Three poems by Eva Skrande




Finishing Line Press, 2024



ORCHID



What have you become, my orchid of a homeland,
besides the stray hairs of my dreams.
I am missing three fingers for this journey



of exiled peonies and bees.



I wish I could once again see
your benches where the weary come to sit



and watch their burdens bloom into butterflies.



I miss the parks under your bridges, the brides walking down
the aisle under canopies of palm trees.



O water of infinite blue



splashing on the shoulders of your cities.



I want to see the cathedral in the plaza
where men go to wash their feet



and women baptize their hopes. If only I could



find my old house in the streets of your capital
to feel sparrows in the eaves of my heart.



Exiles cry, sweet land, for the white rapture of doves



within your gardens. Even those who are tired are happy
along orchid-filled streets, and pigeons take turns kissing
the stones of your old roads.



What boats lead back to the fruits of your hands—O dear country,



on what knees did you bid us farewell?





THE PEONIES



When I was a child, butterflies landed
                                             on my shoulders and fingers.
There were hens and roosters
                                                                to watch in my neighbor’s yard
                                       and lightning bugs,               like low stars
                                                                                                     pulled out by a magician
from the black hat of night.



                                     I walked with a limp
                                                                             to mimic my grandmother.



I had no idea the large,              open         mouth of exile
                                                                                            would swallow me whole
                     or that refugees hid wedding rings
                                                                            in the heels of their shoes.
I didn’t know the sadness
                                    of leaving her country,    the kind that weighs on you like an earth,
                would break
                                          my mother. I worried



a new language would fail my tongue.



                                                     I spent long hours on the swings of exile
           unaware that the country
                                                     of my body          was filled with silent violins.
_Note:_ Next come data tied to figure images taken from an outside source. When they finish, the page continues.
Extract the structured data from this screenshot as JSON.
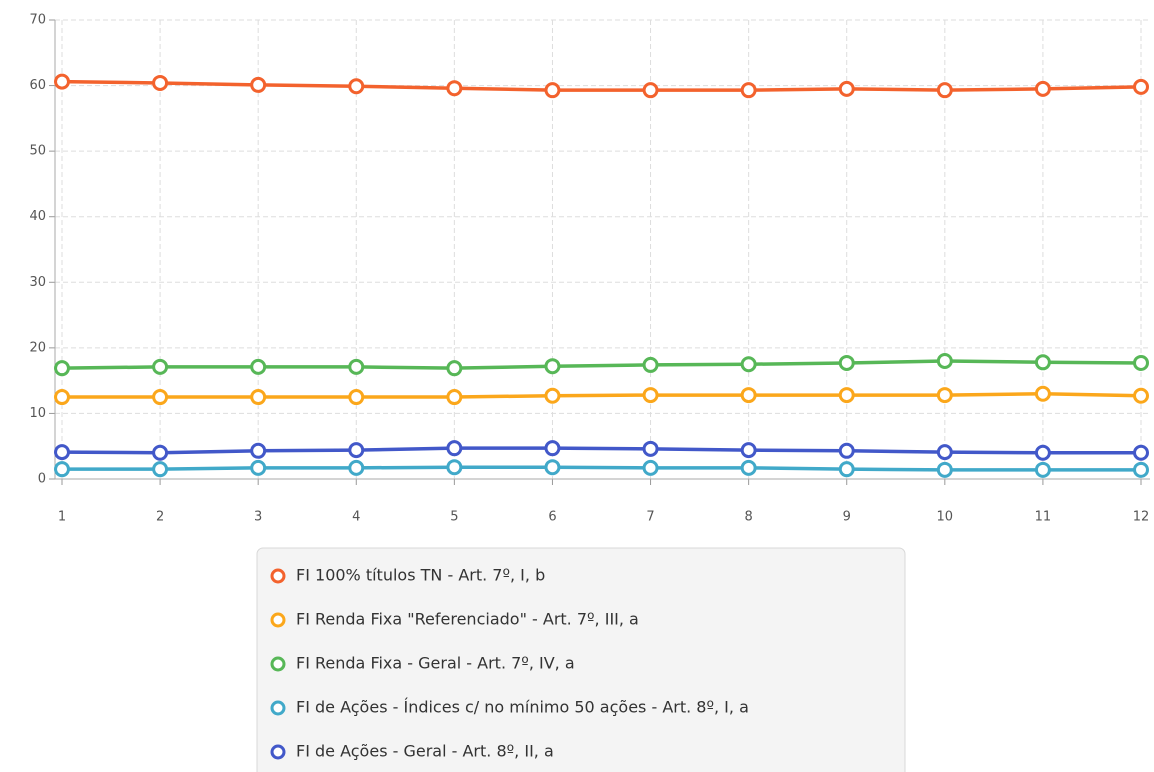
{
  "chart_data": {
    "type": "line",
    "x": [
      1,
      2,
      3,
      4,
      5,
      6,
      7,
      8,
      9,
      10,
      11,
      12
    ],
    "xlim": [
      1,
      12
    ],
    "xticks": [
      1,
      2,
      3,
      4,
      5,
      6,
      7,
      8,
      9,
      10,
      11,
      12
    ],
    "ylim": [
      0,
      70
    ],
    "yticks": [
      0,
      10,
      20,
      30,
      40,
      50,
      60,
      70
    ],
    "grid": true,
    "legend": "bottom",
    "series": [
      {
        "name": "FI 100% títulos TN - Art. 7º, I, b",
        "color": "#f3622d",
        "values": [
          60.6,
          60.4,
          60.1,
          59.9,
          59.6,
          59.3,
          59.3,
          59.3,
          59.5,
          59.3,
          59.5,
          59.8
        ]
      },
      {
        "name": "FI Renda Fixa \"Referenciado\" - Art. 7º, III, a",
        "color": "#fba71b",
        "values": [
          12.5,
          12.5,
          12.5,
          12.5,
          12.5,
          12.7,
          12.8,
          12.8,
          12.8,
          12.8,
          13.0,
          12.7
        ]
      },
      {
        "name": "FI Renda Fixa - Geral - Art. 7º, IV, a",
        "color": "#57b757",
        "values": [
          16.9,
          17.1,
          17.1,
          17.1,
          16.9,
          17.2,
          17.4,
          17.5,
          17.7,
          18.0,
          17.8,
          17.7
        ]
      },
      {
        "name": "FI de Ações - Índices c/ no mínimo 50 ações - Art. 8º, I, a",
        "color": "#41a9c9",
        "values": [
          1.5,
          1.5,
          1.7,
          1.7,
          1.8,
          1.8,
          1.7,
          1.7,
          1.5,
          1.4,
          1.4,
          1.4
        ]
      },
      {
        "name": "FI de Ações - Geral - Art. 8º, II, a",
        "color": "#4258c9",
        "values": [
          4.1,
          4.0,
          4.3,
          4.4,
          4.7,
          4.7,
          4.6,
          4.4,
          4.3,
          4.1,
          4.0,
          4.0
        ]
      }
    ]
  }
}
                                                             I was scared
of dark petals falling off flowers,        snakes,
                                         and deep oceans of hurt.        When my grandmother died,



                                         I learned to fear death.
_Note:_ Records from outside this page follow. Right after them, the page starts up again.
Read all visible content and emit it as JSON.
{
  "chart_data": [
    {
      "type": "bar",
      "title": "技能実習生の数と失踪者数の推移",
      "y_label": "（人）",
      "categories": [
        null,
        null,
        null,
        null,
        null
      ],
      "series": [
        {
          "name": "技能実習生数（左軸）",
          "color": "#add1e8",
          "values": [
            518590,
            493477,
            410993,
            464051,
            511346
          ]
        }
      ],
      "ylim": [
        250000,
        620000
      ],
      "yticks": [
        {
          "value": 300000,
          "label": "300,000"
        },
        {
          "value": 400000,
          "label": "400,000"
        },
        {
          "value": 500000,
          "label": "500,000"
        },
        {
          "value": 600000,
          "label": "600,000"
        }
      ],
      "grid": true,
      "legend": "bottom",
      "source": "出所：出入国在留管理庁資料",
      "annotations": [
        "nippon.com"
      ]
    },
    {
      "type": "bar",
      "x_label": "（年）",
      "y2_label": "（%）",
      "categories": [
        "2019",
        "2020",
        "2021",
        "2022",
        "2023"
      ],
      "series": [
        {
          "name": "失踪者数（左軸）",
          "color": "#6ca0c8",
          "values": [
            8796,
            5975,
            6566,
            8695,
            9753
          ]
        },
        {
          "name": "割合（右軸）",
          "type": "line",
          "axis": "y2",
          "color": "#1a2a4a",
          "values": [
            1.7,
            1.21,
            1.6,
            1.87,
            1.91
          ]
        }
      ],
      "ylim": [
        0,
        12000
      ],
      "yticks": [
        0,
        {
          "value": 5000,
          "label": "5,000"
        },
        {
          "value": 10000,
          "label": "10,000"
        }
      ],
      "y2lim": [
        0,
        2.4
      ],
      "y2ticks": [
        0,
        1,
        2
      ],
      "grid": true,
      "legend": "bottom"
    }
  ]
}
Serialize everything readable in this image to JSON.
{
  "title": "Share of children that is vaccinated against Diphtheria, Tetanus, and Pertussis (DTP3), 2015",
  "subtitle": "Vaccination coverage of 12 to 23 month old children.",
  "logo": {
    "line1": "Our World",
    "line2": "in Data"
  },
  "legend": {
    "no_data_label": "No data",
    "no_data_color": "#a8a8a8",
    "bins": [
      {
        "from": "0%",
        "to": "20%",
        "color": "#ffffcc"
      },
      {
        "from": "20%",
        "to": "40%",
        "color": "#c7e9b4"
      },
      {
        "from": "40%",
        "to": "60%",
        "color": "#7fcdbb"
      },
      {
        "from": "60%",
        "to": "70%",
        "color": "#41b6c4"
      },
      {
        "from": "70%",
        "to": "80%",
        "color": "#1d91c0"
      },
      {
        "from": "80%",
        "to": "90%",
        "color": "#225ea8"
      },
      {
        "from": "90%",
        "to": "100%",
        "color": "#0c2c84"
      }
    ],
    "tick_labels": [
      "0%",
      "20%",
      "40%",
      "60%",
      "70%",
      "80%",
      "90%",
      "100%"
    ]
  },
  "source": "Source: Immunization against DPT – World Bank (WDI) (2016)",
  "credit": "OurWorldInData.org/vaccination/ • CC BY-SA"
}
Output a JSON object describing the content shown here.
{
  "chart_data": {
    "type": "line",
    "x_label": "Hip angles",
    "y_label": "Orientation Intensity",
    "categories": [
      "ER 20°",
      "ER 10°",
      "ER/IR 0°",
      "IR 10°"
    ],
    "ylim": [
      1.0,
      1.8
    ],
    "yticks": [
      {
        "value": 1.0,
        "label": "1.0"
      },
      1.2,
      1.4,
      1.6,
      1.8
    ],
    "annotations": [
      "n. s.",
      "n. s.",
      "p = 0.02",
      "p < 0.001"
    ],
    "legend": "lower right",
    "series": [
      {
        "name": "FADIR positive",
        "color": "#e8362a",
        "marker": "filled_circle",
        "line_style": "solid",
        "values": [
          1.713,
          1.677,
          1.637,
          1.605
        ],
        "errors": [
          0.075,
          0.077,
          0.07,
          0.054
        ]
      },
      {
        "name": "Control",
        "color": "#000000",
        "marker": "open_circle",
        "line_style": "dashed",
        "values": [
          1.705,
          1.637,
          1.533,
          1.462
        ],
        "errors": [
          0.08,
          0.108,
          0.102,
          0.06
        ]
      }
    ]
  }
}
Now,      on the porch of old age,
                                                             I watch the fully open peonies in the garden



      and wonder how long they will last
                                                    in the orchestra of life.
                                                    O sweet chants of cellos



     in the distance, let it be a long time
                                                       before they are exiled
                                                                          from the pink orb of their bodies.


NOTE



Am I being honest
                                         when I tell you
                                         my bones are blue:
                                         this is why I float in water



and my arms are always asking questions of the fish.



It is important
                  to count the heart’s fish early, not just when the first star is heard in the night



or when the first candle is lit among the teeth of refugees.



                  Candles argue that every dance
in the throats of birds is a lie. It’s possible



for all three of our hands to be angry
                  to whisper like waves abandoned on the shore overnight.
                  I would
     say



the mouth is a birdhouse for the architecture of lost wolves,
for seabirds gone wing.

✶✶✶✶

Eva Skrande is the author of the poetry collections The Boat that Brought Sadness into the WorldMy Mother’s CubaBone Argot, and The Gates of the Somnambulist. Her poems appear in Agni, The Iowa Review, Smartish Pace, the American Poetry Review, and elsewhere. She received fellowships from the Creative Writing Program at the University of Houston, the Inprint Foundation, and the Houston Arts Council. She teaches for Writers in the Schools in Houston. She is a faculty tutor at Houston Community College and a founder of Write for Success Tutoring.